The Week’s Deal Spotlight

Battery recyclers are raising and ramping for retired EVs. A global scramble is on to secure critical minerals like lithium, cobalt, graphite and nickel that EV batteries rely on. For countries not endowed with such reserves, recycling is part of a more secure and sustainable supply chain. EV batteries won’t be ready to recycle en masse until the mid-2030s when the first wave of EVs are retired. Today, most recyclers are processing readily available industrial scrap (as well as some recalled Chevy Bolt batteries). But the expected influx of batteries, together with US incentives that favor locally-sourced materials, have prodded US companies to play catch-up with China, which dominates EV supply chains. “Building out that robust supply chain and making sure that we’re being strategic ahead of time about where we invest is going to be critical,” Straubel of Redwood Materials told Jigar Shah at the DOE’s Deploy conference last fall.

  • Battery pacts. Redwood Materials (pictured above), founded by Tesla co-founder JB Straubel, raised a cool $1 billion last fall from Goldman Sachs, Capricorn and others, on top of a $2 billion Department of Energy loan. Last week, New Jersey-based Princeton NuEnergy secured $10 million to bring its Series A round to $26 million for its low-temperature, plasma-assisted separation process that it says reduces carbon emissions, waste and costs. Pineville, NC-based Li Industries raised $36 million in a Series B round. In February, Ascend Elements raised $162 million, just five months after a $542 million infusion from Decarbonization Partners, Temasek and Qatar Investment Authority.
  • Lessons in chemistry. Extracting metals from a battery’s cathode can be done by melting batteries, bathing them in acid, or dismantling them and picking out the useful parts. Battery recycling startups are adapting as the chemistry of batteries changes. Li Industries, for example, is building a recycling facility capable of processing 10,000 tons of lithium-ion phosphate batteries, which use lower amounts of rare cobalt or eliminate it altogether.
  • Go with the dealflow. Share this post and check out the full roundup of ImpactAlpha’s deal reporting this week. 

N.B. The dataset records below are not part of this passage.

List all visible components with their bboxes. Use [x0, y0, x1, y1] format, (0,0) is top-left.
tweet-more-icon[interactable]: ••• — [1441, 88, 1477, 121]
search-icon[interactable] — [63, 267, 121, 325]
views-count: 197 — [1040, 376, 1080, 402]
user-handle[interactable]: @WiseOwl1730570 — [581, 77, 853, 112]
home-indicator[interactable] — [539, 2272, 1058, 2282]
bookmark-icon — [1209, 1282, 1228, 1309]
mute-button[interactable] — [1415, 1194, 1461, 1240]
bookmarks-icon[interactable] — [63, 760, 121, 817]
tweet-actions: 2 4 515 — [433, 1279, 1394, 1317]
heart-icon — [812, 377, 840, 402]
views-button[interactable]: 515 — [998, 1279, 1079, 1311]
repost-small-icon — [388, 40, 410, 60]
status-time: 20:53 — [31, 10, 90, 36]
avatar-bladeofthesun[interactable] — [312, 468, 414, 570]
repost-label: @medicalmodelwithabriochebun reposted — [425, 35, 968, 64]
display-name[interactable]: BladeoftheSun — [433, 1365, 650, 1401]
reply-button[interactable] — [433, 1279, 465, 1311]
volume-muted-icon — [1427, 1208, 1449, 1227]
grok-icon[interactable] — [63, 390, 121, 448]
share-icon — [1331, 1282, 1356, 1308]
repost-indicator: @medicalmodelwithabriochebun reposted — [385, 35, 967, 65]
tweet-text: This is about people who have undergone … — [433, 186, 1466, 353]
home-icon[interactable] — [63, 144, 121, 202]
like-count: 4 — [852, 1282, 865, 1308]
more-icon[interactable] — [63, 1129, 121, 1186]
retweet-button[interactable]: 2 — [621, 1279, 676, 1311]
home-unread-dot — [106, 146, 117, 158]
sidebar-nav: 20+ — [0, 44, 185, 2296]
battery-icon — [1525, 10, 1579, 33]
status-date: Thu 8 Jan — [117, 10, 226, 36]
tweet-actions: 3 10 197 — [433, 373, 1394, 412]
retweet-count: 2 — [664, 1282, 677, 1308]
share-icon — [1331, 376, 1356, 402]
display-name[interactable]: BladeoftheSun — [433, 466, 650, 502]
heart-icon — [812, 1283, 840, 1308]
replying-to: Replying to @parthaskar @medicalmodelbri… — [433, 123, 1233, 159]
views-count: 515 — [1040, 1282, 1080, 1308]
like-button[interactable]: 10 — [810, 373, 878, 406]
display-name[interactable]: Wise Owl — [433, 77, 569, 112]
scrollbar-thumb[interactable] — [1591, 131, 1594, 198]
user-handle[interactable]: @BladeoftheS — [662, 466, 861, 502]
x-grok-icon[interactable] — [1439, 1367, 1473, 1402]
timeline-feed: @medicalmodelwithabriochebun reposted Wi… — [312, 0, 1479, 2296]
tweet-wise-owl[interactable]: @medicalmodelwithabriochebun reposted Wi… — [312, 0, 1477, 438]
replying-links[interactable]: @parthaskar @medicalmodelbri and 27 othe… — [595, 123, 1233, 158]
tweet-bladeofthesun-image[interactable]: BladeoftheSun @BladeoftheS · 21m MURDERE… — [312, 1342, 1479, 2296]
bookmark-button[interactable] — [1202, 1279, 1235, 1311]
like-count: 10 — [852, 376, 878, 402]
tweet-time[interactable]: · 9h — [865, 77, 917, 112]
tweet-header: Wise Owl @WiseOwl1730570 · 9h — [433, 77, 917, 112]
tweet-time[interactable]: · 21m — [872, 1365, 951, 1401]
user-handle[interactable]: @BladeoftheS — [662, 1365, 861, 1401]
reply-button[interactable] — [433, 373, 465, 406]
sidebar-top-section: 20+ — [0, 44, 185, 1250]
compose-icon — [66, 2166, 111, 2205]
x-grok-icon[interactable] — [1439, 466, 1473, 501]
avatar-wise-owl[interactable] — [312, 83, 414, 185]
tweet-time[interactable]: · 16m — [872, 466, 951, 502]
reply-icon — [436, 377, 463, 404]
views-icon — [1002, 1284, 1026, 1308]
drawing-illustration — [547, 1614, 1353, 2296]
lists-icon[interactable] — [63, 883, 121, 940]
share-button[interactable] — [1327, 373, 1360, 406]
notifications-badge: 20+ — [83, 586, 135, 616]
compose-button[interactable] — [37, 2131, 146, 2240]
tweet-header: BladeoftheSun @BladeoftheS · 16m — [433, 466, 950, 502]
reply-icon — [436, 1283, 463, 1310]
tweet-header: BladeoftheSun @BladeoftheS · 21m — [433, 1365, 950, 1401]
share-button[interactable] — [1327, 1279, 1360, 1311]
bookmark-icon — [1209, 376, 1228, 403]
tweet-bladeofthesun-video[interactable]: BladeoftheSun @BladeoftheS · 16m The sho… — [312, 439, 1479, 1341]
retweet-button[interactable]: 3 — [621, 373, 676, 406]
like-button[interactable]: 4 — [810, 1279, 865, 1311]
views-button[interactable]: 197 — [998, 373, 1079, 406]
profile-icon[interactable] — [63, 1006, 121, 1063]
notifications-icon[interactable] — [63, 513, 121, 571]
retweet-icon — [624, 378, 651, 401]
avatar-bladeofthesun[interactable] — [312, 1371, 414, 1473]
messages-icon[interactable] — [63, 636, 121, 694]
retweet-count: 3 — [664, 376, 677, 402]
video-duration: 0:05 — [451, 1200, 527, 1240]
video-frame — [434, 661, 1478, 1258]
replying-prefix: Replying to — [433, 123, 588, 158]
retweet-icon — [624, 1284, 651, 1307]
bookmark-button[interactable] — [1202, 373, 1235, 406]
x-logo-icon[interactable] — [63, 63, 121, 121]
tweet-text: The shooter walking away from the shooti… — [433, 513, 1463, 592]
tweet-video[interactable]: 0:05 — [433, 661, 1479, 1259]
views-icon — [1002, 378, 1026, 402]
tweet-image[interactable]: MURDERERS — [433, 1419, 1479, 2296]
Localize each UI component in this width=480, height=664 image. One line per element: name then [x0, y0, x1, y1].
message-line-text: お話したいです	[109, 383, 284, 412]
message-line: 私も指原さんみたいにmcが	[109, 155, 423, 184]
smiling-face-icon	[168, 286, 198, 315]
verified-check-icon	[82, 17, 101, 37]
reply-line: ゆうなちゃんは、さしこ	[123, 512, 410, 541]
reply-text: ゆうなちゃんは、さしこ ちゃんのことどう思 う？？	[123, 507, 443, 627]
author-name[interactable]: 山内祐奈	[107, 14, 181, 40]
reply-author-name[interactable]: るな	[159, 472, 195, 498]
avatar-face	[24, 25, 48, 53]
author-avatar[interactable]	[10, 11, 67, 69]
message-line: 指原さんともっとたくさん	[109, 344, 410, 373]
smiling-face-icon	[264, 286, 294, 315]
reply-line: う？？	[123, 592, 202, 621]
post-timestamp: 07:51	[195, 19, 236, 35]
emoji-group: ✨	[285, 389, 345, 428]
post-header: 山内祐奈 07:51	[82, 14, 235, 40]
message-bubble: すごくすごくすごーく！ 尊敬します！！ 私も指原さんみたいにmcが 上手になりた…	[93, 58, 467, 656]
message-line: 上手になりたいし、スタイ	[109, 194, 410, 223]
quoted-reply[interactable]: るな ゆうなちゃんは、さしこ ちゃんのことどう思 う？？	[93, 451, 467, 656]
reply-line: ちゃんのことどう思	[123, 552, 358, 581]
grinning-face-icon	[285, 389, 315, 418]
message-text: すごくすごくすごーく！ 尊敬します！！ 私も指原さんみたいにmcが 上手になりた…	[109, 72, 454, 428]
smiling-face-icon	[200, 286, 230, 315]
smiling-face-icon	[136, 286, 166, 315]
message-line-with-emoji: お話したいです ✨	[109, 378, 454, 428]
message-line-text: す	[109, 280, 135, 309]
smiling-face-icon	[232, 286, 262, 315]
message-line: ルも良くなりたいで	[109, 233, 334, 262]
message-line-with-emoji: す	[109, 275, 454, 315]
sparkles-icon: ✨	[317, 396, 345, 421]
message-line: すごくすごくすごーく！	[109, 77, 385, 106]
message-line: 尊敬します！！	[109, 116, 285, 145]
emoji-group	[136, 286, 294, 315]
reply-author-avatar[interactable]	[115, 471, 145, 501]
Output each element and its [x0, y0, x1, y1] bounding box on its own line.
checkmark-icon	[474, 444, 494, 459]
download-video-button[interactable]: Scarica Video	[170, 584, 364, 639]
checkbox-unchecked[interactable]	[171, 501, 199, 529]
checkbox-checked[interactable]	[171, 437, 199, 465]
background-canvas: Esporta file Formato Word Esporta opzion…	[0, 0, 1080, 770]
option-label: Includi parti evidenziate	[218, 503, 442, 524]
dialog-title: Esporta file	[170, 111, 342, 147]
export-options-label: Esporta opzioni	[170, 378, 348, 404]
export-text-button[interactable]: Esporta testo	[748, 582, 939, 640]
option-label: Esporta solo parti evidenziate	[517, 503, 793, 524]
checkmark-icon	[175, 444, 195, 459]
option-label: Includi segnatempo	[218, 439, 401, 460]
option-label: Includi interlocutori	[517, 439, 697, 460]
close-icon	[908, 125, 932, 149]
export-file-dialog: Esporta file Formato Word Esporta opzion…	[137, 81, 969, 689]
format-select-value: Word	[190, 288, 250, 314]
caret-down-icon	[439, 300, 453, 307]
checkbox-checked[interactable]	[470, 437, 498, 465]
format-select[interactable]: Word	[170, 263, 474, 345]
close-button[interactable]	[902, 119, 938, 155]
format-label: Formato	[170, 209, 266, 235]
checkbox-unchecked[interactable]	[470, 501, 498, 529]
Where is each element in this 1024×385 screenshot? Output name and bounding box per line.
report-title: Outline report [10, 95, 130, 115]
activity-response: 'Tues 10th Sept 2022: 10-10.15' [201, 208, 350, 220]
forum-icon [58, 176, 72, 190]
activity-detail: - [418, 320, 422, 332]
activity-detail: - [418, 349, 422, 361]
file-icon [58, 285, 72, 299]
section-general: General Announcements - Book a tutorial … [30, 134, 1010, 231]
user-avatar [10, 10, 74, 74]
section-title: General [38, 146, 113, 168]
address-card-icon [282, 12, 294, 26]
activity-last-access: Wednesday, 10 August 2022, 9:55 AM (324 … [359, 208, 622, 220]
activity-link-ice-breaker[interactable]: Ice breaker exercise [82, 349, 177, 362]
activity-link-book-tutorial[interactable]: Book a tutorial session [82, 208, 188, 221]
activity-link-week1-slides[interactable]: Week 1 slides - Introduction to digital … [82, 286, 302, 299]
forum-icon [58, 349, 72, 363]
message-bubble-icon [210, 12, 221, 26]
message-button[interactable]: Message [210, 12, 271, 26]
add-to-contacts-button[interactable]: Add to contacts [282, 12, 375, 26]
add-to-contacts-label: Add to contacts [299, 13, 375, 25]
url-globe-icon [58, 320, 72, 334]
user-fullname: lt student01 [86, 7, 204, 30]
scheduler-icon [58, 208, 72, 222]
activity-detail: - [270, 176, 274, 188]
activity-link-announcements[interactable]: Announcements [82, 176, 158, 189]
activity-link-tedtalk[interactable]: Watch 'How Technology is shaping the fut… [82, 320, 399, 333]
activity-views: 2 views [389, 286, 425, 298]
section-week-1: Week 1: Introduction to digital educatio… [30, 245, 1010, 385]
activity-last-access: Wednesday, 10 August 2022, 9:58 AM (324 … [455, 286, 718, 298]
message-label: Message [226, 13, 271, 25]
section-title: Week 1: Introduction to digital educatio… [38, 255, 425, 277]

The Week’s Talent and Jobs

💼 See and share more than a dozen new impact jobs posted this week on ImpactAlpha’s Career Hub and view hundreds of more jobs in impact investing and sustainable finance. Have a job listing to post? Submit it here.

Elizabeth McGeveran was promoted to a newly created vice president of investments role at McKnight Foundation, among other people moves at the Minneapolis-based foundation… The Impact Seat Foundation appointed Velveteen Ventures’ Betsy Fore, Jonah Seiger of Broadscale Group, and Women in Cloud’s Chaitra Vedullapalli to its board of directors… The International Conservation Fund of Canada appointed Barnabe Geis, previously a senior director at Foresight Canada, as CEO.

Kieron Boyle will step down as the Impact Investing Institute’s chief executive in October later this year to become 100x Impact Accelerator’s CEO and director. The Institute’s current executive directors Bella Landymore and Sarah Teacher will replace Boyle as co-CEOs… Pacific Community Ventures named Aisha Benson of Nonprofit Finance Fund, Brian Vo of Connect Humanity, and Leslie Lindo of Candide Group to its board of directors.

Jeanne McLaughlin, previously with InvestX Capital, joined Ownership Works as senior director of movement building… Candide Group’s Morgan Simon joined the board and investment committee of the Oakland Museum of California…Impact Engine’s Priya Parrish publishes, “The Little Book of Impact Investing” (listen to the podcast, “Scaling purpose built impact with Priya Parrish”).

That’s a wrap. Have a wonderful weekend.